When I sat down a day later to start my trim, I was working with a board stiff substance.  I decided to serge one edge to help me guide my foot.  I hadn’t decided whether to trim the serging later or use it some how, but I did like the idea of not working right on the edge.  That’s tricky at best.  The results can run the gamut from inspiring to gut-wrenching. So working 1/4-3/8″ from the edge was a much better idea.  Having the serger mark that amount for me was a piece of cake I couldn’t resist. Actually stitching the trim took less time the my testing. Let me repeat that:  Actual stitching the trim took less time the my testing. I was stunned to say the least.  In retrospect, I had tested several stitches and 2 different weights (5 and 8) perle cotton but only for a length of 6″.  I truly thought the final stitching would take much longer and was stunned to be finished so quickly.

… And then life intervened yet again. This time thankfully. Because when I picked up my trim to continue my garment I was amazed yet again. This time because the side opposite on which I had serged and then stitched the perle cotton had stretched into a U shape.  Each of the 3 pieces (1 for each armscye and 1 for the neckline) had a definite resemblance to a new moon.  I rinsed out the starch; dried the strips; pressed; stretched; pressed some more; added steam. No matter how I tried to manipulate the result was the same.

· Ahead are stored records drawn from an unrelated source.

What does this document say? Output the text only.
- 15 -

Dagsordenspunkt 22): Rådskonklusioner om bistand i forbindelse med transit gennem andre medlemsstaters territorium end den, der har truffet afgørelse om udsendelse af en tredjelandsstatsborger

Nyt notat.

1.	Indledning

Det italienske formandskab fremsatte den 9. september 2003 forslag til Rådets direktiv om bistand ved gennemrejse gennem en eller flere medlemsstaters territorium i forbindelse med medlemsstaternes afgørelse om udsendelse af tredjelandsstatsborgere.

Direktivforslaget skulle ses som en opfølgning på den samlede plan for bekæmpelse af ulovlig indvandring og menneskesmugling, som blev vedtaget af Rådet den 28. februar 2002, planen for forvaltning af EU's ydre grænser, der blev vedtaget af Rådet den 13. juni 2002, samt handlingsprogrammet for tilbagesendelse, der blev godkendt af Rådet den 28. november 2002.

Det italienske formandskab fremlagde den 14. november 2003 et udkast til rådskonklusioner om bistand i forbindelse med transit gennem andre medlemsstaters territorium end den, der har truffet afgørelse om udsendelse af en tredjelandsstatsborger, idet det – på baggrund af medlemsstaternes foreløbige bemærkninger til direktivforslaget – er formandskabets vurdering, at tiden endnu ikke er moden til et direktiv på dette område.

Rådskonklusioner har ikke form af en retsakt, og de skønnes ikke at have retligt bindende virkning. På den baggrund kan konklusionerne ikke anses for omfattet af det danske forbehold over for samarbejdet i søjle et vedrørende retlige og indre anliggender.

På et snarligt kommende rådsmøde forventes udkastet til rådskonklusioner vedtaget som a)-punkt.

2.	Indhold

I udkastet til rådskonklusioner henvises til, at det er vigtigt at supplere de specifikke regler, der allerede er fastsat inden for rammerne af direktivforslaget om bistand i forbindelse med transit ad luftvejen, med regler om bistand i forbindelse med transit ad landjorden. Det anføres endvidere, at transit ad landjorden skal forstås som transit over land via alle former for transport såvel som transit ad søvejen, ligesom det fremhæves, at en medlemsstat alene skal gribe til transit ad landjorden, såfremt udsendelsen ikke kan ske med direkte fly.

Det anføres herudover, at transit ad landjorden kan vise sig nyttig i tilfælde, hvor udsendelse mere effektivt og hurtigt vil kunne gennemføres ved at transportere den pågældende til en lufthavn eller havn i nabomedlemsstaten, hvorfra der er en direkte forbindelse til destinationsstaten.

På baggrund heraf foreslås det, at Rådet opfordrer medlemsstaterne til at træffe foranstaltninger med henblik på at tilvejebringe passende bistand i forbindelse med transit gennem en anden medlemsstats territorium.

This would not accomodate my original vision of a 2-3″ neckline binding distracting the eye from the raglan sleeve. What to do?  Well I adapted my original vision.  Instead of sewing the binding so that the trim side would be 2.5-3″ from the neckline, the trim edge would now be sewn next to the neckline and armscye (right side to right side).  I then stitched a line 1 pressor foot away from the trim and towards the stretched bias and pressed the bias edge under to favor the last stitched line. I trimed the bias 3/4″ from the last stitched line.  I used a little SAS to secure the bias in place and then topstitched from the front side. Yes lots of pictures would be helpful here if I were creating a tutorial.  I’m not. So I do apologize if you need more details.  I didn’t photo the details and can’t share the step-by-steps. I can only hope I’ve given enough detail that you can think it through.

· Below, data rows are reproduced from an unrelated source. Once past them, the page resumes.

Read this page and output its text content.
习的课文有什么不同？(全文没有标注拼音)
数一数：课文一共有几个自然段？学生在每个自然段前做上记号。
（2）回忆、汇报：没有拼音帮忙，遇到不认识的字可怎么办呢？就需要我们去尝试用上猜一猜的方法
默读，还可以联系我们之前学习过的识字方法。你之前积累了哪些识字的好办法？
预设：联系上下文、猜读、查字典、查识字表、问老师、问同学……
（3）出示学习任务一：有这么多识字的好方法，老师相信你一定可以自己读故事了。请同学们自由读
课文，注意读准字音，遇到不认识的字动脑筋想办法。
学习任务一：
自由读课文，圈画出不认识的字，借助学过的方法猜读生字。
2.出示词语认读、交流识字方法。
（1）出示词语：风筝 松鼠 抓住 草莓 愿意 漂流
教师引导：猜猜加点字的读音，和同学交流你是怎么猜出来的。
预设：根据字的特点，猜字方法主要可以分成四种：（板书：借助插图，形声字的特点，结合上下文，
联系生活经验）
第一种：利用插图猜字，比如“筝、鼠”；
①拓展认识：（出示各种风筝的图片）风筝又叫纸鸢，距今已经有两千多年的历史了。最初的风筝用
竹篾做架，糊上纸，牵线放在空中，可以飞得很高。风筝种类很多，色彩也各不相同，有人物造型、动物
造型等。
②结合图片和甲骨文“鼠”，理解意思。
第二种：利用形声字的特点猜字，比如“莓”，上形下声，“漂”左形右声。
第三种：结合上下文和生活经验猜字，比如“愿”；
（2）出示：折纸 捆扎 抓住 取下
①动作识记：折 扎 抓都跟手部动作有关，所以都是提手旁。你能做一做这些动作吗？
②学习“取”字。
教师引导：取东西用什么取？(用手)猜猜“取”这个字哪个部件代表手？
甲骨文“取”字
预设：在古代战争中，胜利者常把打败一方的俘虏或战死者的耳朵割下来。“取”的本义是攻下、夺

The end result was a slight lengthening of the sleeves and a slight decrease in the circumference of the neckline.  I like my trim muchly but I wouldn’t say it is eye-commanding.  Right now I would say I FAILED to interpret the design lines of Lekala 5105 and will work at this again.  However the top itself is a SUCCESS.  I took pictures on Mimie and then did a little styling on Mimie with a belt (I seldome wear belts), a vest (I wear them a lot) and a blouse-as-jacket (another oft-worn-garment for me).  I had intended to take pictures of me in the same top tomorrow. At the last second I decided “why not take pictures now, today?” and I did:

However, please take time to see the whole slide-show.  Despite the sour-puss expression above,I’m really pleased. This garment is not a show stopper.  It is a classic, wardrobe building top.  This version may need a little elastic run through the bias to snug the bias to my neck. The stabilizing of the neckline does seem to have done the trick of dis-allowing a deep scoop neck — because if you watch closely through the slide show you will notice that the center front hem is raised and needs a little more fabric to hang evenly.  I’m delighted that evaluations of the problem and the solutions have turned out to be correct.  You have no idea how ego building this is for me.